Pretty soon it’s evident that Walter has taken a shining to Greta, much to Eva’s dismay. Meanwhile, in the secret chamber under his lab we discover that the good doctor Sturges has been using the ancient formula found on Greta’s necklace to reanimate corpses. (Watching this sequence one can’t help but wonder what role it may have had in influencing the look of Stuart Gordon’s classic RE-ANIMATOR.) After spending most of his time staring at Greta’s stockings, writing jibberish on a chalkboard and jiggling test tubes in "Research Klaus" mode, we bid The German Olivier farewell in one of his trademark death scenes.
But who is the killer? And why?
From here on out DEATH SMILES gets trippier and trippier and tripper like an episode of NIGHT GALLERY on acid. Eva tries to drown a bathing Greta, ends up having a little Euro-lez action with her and then decides to brick her up in the house’s catacombs. A cop investigating Greta’s "disappearance" (Attilio Dotessio) keeps showing up to stick his nose in things like a giallo while Greta returns from the grave at a costume party that seems like something out of one of Roger Corman’s Edgar Allan Poe adaptations.

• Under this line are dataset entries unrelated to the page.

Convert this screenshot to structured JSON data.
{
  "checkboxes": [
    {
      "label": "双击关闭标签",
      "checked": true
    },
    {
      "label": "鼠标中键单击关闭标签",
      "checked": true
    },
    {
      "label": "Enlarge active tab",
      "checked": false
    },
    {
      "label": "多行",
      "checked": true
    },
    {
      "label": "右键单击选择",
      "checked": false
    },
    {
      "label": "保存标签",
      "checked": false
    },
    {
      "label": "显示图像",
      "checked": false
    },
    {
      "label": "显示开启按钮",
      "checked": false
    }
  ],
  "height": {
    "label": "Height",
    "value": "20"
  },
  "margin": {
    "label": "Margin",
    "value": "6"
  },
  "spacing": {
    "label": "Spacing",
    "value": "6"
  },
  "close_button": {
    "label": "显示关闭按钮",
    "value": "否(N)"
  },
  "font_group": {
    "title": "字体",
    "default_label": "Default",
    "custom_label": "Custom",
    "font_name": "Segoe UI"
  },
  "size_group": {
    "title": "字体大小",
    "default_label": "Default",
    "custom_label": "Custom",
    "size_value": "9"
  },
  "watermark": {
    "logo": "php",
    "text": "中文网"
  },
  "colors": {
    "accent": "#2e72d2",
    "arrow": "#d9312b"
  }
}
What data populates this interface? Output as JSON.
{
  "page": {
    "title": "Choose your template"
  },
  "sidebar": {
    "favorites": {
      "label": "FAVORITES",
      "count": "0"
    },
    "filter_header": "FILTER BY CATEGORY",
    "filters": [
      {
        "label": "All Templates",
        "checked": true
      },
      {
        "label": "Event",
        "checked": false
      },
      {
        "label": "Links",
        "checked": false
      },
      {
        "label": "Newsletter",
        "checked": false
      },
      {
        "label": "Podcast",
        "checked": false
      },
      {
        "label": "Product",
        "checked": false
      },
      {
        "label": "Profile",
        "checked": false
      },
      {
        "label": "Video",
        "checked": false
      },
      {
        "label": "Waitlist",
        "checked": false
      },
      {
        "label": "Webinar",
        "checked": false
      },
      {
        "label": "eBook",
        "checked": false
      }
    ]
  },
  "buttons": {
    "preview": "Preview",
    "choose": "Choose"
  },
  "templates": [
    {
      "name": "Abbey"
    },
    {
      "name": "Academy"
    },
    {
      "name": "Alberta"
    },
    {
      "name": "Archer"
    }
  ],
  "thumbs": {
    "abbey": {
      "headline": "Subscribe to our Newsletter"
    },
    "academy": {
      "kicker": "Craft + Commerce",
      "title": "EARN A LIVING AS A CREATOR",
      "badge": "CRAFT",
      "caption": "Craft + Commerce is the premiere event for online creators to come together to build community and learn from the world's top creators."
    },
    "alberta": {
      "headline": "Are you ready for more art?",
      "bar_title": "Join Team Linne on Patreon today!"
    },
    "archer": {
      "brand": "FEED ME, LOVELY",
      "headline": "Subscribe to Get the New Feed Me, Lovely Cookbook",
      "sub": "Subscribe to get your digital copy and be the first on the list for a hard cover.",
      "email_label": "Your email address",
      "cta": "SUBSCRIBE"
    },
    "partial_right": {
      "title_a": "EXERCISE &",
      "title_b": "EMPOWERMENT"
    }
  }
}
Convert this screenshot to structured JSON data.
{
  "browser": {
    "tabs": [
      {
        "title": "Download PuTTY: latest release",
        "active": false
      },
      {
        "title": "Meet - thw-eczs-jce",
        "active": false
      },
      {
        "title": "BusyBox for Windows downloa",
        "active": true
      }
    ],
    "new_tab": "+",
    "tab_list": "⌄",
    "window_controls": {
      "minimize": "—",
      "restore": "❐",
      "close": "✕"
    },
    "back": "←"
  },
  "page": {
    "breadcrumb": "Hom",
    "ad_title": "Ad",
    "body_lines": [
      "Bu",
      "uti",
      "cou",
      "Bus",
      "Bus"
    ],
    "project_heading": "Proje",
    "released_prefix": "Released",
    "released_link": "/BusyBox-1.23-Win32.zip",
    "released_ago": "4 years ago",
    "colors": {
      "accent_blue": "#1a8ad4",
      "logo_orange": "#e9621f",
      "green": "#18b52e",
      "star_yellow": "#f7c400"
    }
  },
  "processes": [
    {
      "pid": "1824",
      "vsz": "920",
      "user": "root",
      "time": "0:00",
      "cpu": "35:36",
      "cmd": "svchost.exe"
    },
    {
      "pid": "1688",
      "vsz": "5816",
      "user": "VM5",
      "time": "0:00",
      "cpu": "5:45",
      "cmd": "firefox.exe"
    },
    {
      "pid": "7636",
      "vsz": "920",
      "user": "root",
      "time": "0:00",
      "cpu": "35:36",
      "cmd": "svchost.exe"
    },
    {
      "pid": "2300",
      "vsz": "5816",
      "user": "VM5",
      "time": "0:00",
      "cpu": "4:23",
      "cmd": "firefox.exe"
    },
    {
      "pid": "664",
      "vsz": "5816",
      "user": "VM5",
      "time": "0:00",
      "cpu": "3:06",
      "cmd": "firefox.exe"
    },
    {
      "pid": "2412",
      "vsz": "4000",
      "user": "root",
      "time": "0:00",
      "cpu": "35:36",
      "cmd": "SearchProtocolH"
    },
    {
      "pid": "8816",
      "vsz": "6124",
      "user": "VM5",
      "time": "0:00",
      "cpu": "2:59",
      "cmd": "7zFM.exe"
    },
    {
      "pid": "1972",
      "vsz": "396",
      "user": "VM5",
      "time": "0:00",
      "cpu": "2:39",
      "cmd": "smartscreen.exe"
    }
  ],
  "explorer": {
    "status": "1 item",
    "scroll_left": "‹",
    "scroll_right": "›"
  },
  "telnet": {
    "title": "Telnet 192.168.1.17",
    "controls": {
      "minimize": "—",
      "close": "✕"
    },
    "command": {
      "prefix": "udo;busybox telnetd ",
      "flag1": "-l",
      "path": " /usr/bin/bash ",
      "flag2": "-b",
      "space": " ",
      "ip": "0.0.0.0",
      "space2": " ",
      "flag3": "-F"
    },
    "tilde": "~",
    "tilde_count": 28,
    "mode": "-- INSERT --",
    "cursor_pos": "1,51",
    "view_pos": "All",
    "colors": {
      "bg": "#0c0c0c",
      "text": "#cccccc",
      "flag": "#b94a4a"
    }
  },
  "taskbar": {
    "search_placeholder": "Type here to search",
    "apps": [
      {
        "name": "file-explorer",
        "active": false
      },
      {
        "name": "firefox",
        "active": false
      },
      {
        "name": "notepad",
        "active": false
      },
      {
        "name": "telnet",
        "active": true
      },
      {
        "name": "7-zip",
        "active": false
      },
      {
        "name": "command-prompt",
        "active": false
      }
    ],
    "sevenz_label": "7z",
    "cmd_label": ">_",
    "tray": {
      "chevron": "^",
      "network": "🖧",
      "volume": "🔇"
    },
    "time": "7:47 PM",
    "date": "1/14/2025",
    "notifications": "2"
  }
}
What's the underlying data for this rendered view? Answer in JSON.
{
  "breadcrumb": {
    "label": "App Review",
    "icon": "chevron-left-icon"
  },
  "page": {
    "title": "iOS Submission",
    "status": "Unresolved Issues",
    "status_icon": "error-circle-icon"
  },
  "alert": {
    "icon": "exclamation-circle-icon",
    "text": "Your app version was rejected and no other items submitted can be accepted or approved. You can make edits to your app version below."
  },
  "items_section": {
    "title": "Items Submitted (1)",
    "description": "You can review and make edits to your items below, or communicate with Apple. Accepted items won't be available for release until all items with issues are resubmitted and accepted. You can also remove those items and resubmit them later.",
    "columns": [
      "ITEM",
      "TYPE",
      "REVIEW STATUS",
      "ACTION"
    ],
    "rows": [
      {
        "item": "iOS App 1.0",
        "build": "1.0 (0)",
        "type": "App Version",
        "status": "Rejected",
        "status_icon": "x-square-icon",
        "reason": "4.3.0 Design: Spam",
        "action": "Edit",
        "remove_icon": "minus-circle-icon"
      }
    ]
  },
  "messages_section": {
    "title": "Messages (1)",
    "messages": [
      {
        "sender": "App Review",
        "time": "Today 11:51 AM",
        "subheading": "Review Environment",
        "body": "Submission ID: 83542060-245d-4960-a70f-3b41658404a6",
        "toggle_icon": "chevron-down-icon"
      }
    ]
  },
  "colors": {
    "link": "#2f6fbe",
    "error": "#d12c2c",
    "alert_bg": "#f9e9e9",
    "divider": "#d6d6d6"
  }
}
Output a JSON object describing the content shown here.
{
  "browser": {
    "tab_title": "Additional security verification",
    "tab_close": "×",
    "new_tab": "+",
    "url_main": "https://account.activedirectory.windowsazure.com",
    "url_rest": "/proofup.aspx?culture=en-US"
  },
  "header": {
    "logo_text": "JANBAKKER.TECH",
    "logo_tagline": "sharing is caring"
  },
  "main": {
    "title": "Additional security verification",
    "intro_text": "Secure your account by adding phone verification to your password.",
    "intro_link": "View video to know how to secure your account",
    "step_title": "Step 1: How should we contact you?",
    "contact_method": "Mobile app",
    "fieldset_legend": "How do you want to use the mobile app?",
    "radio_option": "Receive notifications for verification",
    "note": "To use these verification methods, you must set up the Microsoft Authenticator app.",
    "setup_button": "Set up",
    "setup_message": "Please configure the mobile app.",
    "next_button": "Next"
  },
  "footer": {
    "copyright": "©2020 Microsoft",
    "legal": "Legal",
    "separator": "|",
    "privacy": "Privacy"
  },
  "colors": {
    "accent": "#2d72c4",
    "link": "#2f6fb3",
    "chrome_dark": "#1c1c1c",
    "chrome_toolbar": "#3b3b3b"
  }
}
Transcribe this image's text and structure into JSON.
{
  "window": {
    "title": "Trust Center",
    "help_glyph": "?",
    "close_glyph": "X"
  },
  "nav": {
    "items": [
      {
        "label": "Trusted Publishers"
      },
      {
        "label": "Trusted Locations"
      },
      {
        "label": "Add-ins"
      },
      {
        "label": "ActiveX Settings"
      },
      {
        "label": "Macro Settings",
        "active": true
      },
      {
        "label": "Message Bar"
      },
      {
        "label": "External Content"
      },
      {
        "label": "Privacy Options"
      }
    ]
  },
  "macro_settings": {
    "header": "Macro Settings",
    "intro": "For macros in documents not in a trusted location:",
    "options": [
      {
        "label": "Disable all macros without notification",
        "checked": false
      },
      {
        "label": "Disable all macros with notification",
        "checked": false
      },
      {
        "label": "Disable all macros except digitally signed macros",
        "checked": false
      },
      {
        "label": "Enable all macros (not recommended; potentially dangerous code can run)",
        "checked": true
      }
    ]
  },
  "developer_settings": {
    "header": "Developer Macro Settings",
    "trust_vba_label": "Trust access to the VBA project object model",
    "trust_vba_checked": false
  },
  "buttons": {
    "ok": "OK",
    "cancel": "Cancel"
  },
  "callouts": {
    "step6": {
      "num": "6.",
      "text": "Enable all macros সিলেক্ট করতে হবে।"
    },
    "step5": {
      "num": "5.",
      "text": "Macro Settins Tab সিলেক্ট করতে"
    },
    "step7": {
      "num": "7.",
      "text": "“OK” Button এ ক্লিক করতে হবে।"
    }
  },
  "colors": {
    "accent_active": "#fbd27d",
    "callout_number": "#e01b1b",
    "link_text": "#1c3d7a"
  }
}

By the end of DEATH SMILES AT MURDER you’ll surely be scratching your head and wondering what the hell it’s all about as much as I was. Plotless and at times quite inane, the flick is still fun to watch. D’Amato almost ruins the mood with a few over-the-top effects sequences that he holds for a bit too long (the shotgun blast to the face and Greta’s "decaying" makeup are the best, or worst, examples), but even that can be excused. After all, this is the man who would go on to make the notorious BURIED ALIVE and THE GRIM REAPER, so what do you expect? Some of the cast hairdos seem a bit out of place, more befitting a 70s porno flick than a horror film and Klaus fans will be disappointed to see their hero disappear after the flick’s first reel, but DEATH SMILES is a worthwhile trip through surreal 70s horror territory.